The above image is circulating via email accompanied by the following message:
“A scene you will probably never get to see, so take a moment and enjoy God at work at the North Pole. This is the sunset at the North Pole with the moon at its closest point. And, you also see the sun below the moon. An amazing photo and not one easily duplicated. You may want to pass it on to others.
“The Chinese have a saying that goes something like this:
“ ‘When someone shares with you something of value, you have an obligation to share it with others!’ ”
First of all, allow me to assure you that you have no obligation to pass this along to anybody! It’s not what it purports to be. And why do we always attribute sayings to the Chinese? I recently kvetched to some colleagues about the “picture is worth a thousand words” saying being so described, when in fact, it’s due to Fred Barnard, an American advertising manager in the 1920s. Anyway, anyway, anyway,…

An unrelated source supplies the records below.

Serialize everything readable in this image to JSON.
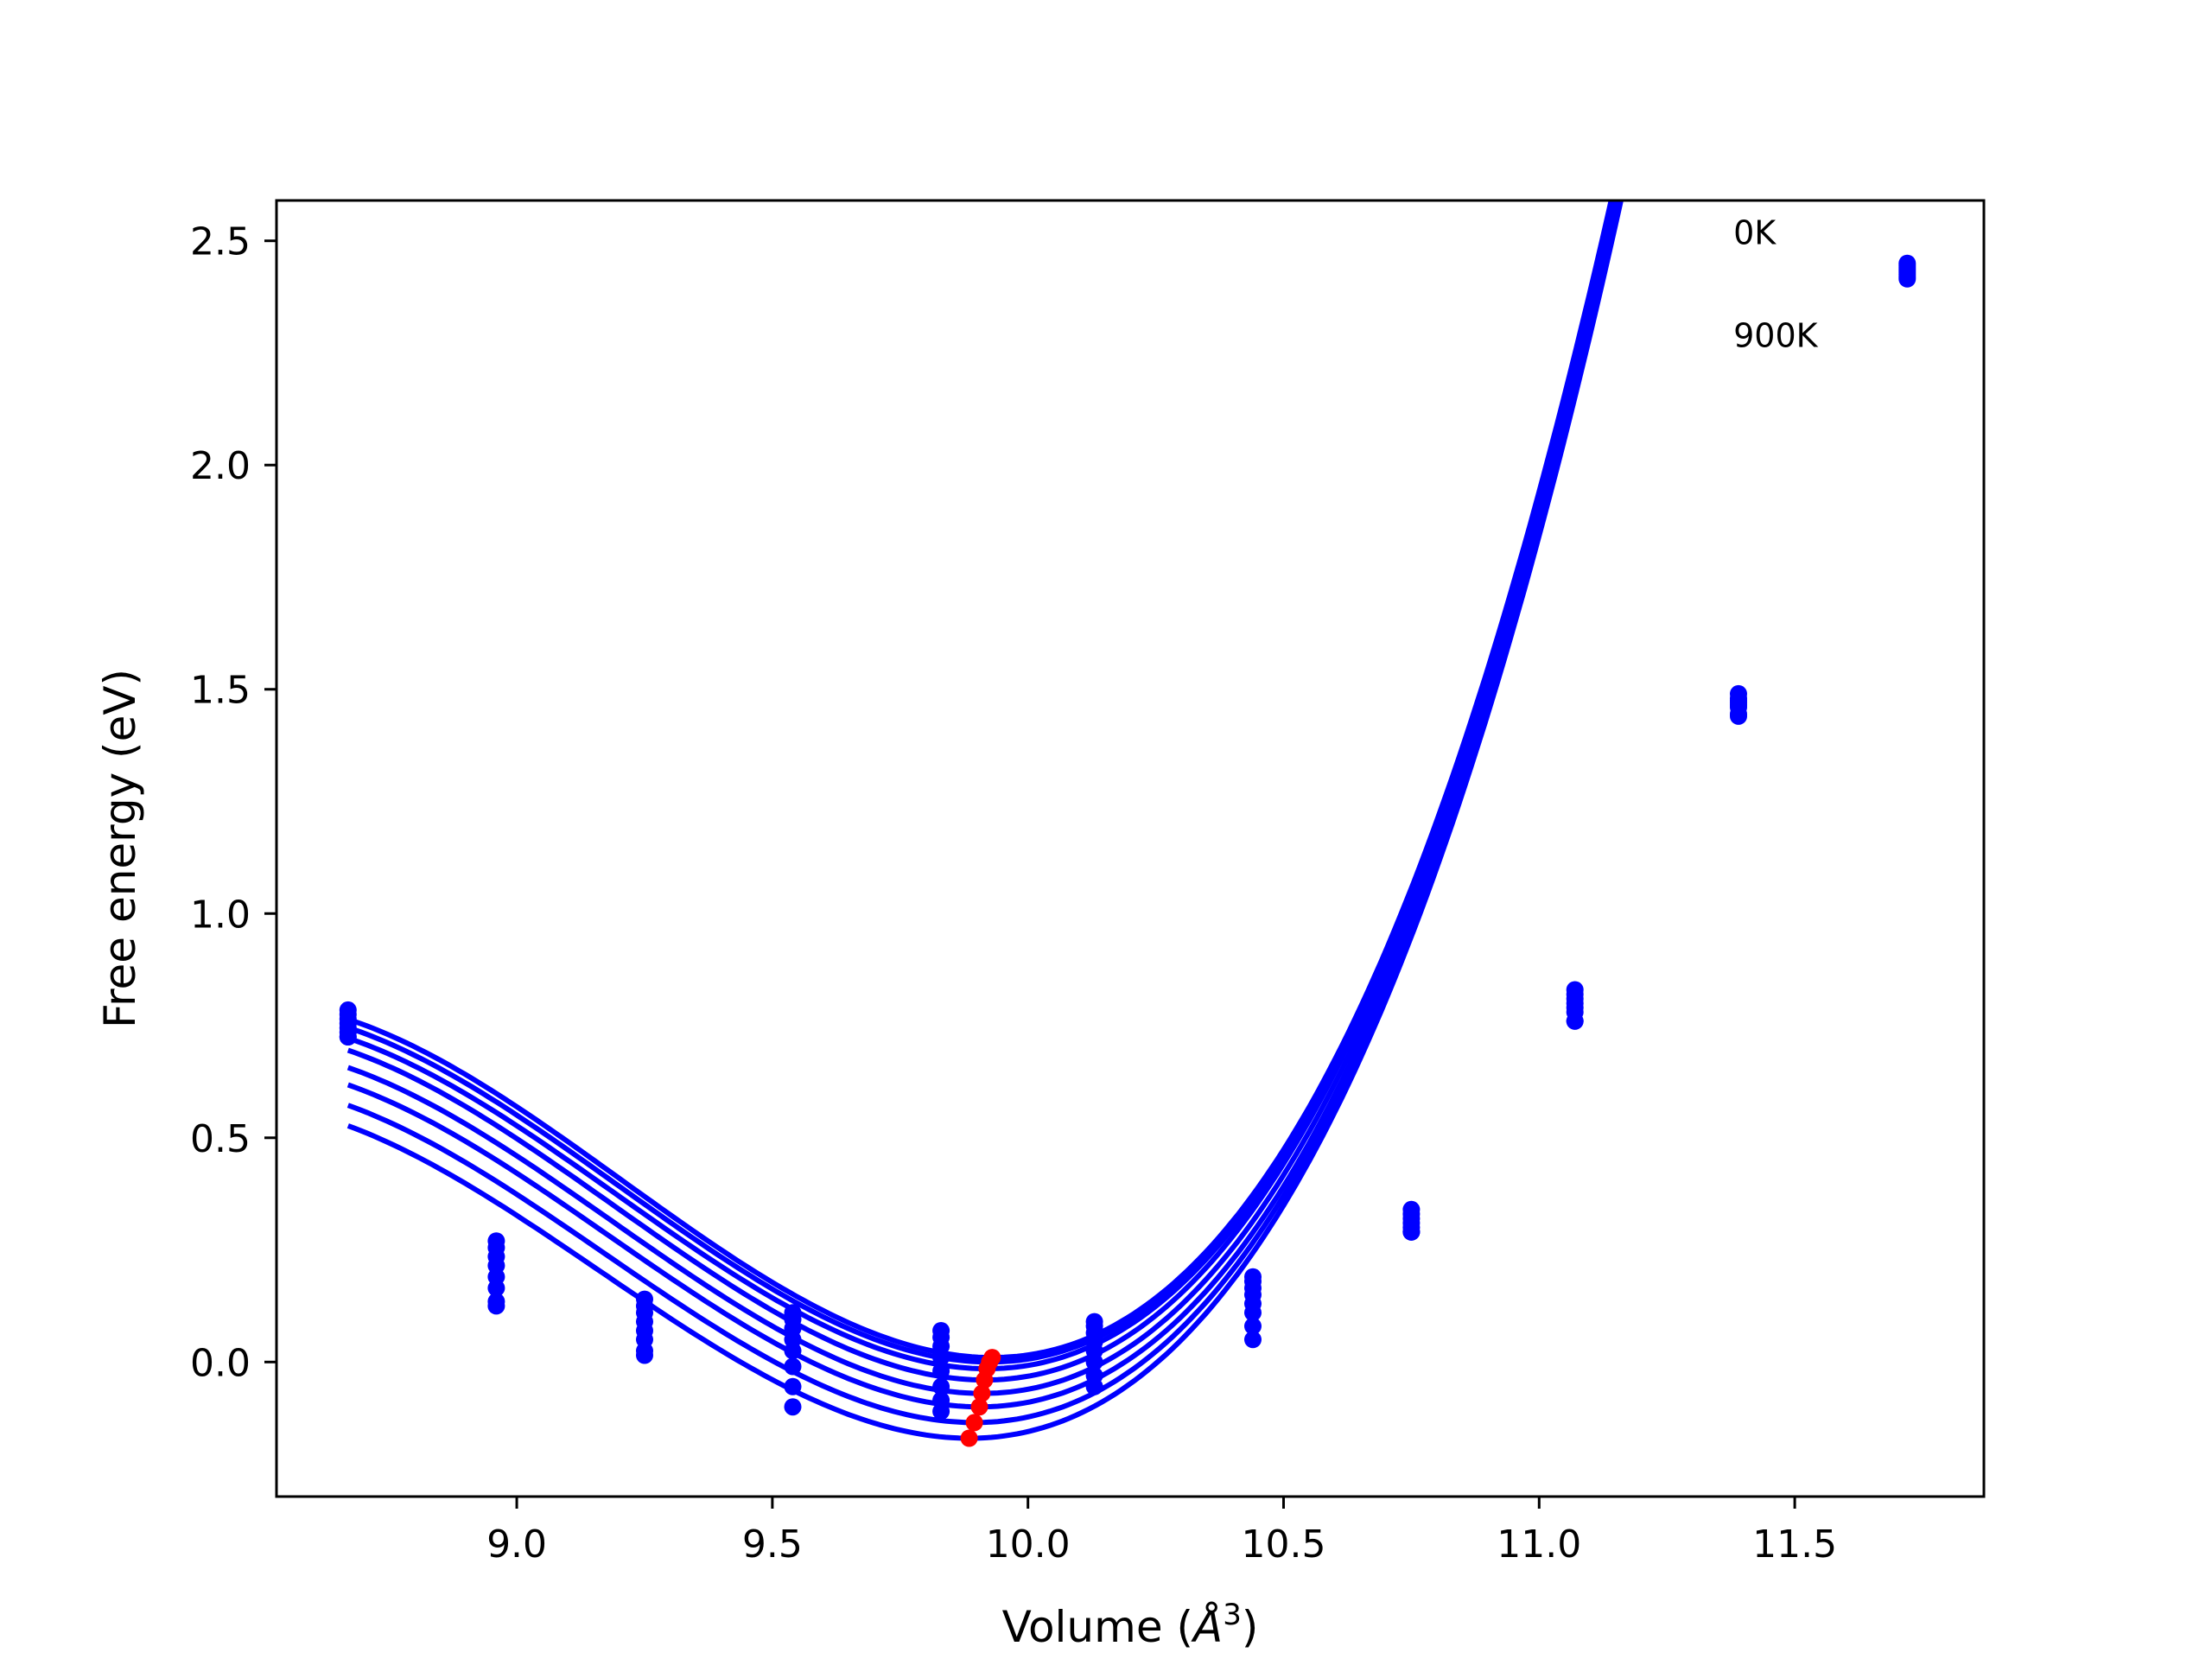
{
  "chart_data": {
    "type": "line",
    "title": "",
    "xlabel": "Volume (",
    "xlabel_symbol": "Å",
    "xlabel_exponent": "3",
    "xlabel_close": ")",
    "ylabel": "Free energy (eV)",
    "xlim": [
      8.53,
      11.87
    ],
    "ylim": [
      -0.3,
      2.59
    ],
    "xticks": [
      9.0,
      9.5,
      10.0,
      10.5,
      11.0,
      11.5
    ],
    "xtick_labels": [
      "9.0",
      "9.5",
      "10.0",
      "10.5",
      "11.0",
      "11.5"
    ],
    "yticks": [
      0.0,
      0.5,
      1.0,
      1.5,
      2.0,
      2.5
    ],
    "ytick_labels": [
      "0.0",
      "0.5",
      "1.0",
      "1.5",
      "2.0",
      "2.5"
    ],
    "grid": false,
    "annotations": [
      {
        "text": "0K",
        "x": 11.38,
        "y": 2.52
      },
      {
        "text": "900K",
        "x": 11.38,
        "y": 2.29
      }
    ],
    "colors": {
      "curves": "#0000ff",
      "points": "#0000ff",
      "minima": "#ff0000",
      "axes": "#000000"
    },
    "volumes": [
      8.67,
      8.96,
      9.25,
      9.54,
      9.83,
      10.13,
      10.44,
      10.75,
      11.07,
      11.39,
      11.72
    ],
    "series": [
      {
        "values": [
          0.785,
          0.27,
          0.14,
          0.11,
          0.07,
          0.09,
          0.19,
          0.34,
          0.83,
          1.49,
          2.45
        ],
        "fit_min_volume": 9.93,
        "fit_min_energy": 0.01,
        "fit_curvature": 1.13
      },
      {
        "values": [
          0.775,
          0.255,
          0.125,
          0.095,
          0.055,
          0.08,
          0.18,
          0.33,
          0.82,
          1.48,
          2.445
        ],
        "fit_min_volume": 9.925,
        "fit_min_energy": 0.0,
        "fit_curvature": 1.12
      },
      {
        "values": [
          0.765,
          0.235,
          0.11,
          0.075,
          0.035,
          0.065,
          0.165,
          0.32,
          0.81,
          1.475,
          2.44
        ],
        "fit_min_volume": 9.92,
        "fit_min_energy": -0.015,
        "fit_curvature": 1.11
      },
      {
        "values": [
          0.755,
          0.215,
          0.09,
          0.05,
          0.01,
          0.045,
          0.15,
          0.31,
          0.8,
          1.47,
          2.435
        ],
        "fit_min_volume": 9.915,
        "fit_min_energy": -0.04,
        "fit_curvature": 1.11
      },
      {
        "values": [
          0.745,
          0.19,
          0.07,
          0.025,
          -0.02,
          0.025,
          0.13,
          0.3,
          0.79,
          1.465,
          2.43
        ],
        "fit_min_volume": 9.91,
        "fit_min_energy": -0.07,
        "fit_curvature": 1.1
      },
      {
        "values": [
          0.735,
          0.165,
          0.05,
          -0.01,
          -0.055,
          0.0,
          0.11,
          0.29,
          0.78,
          1.46,
          2.425
        ],
        "fit_min_volume": 9.905,
        "fit_min_energy": -0.1,
        "fit_curvature": 1.09
      },
      {
        "values": [
          0.725,
          0.135,
          0.025,
          -0.055,
          -0.085,
          -0.03,
          0.08,
          0.29,
          0.76,
          1.445,
          2.42
        ],
        "fit_min_volume": 9.895,
        "fit_min_energy": -0.135,
        "fit_curvature": 1.08
      },
      {
        "values": [
          0.725,
          0.125,
          0.015,
          -0.1,
          -0.11,
          -0.055,
          0.05,
          0.29,
          0.76,
          1.44,
          2.415
        ],
        "fit_min_volume": 9.885,
        "fit_min_energy": -0.17,
        "fit_curvature": 1.07
      }
    ],
    "minima": [
      {
        "x": 9.93,
        "y": 0.01
      },
      {
        "x": 9.925,
        "y": 0.0
      },
      {
        "x": 9.92,
        "y": -0.015
      },
      {
        "x": 9.915,
        "y": -0.04
      },
      {
        "x": 9.91,
        "y": -0.07
      },
      {
        "x": 9.905,
        "y": -0.1
      },
      {
        "x": 9.895,
        "y": -0.135
      },
      {
        "x": 9.885,
        "y": -0.17
      }
    ]
  }
}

This picture is not from the North Pole; it’s computer generated. How can I tell? (Aside from the tell-tale fakeness of the image?) First, the sun and moon are basically the same size as observed from Earth, so you would never see a giant moon like the one above. Also, because of Earth’s tilt, a crescent moon can never appear directly above a setting sun at the North Pole.
This isn’t “God at work”! This is Bryce 3D!
I keep starting to write annoyed and disparaging things, but perhaps I should just go to bed. Just, please, don’t forward this image to anybody. Ever.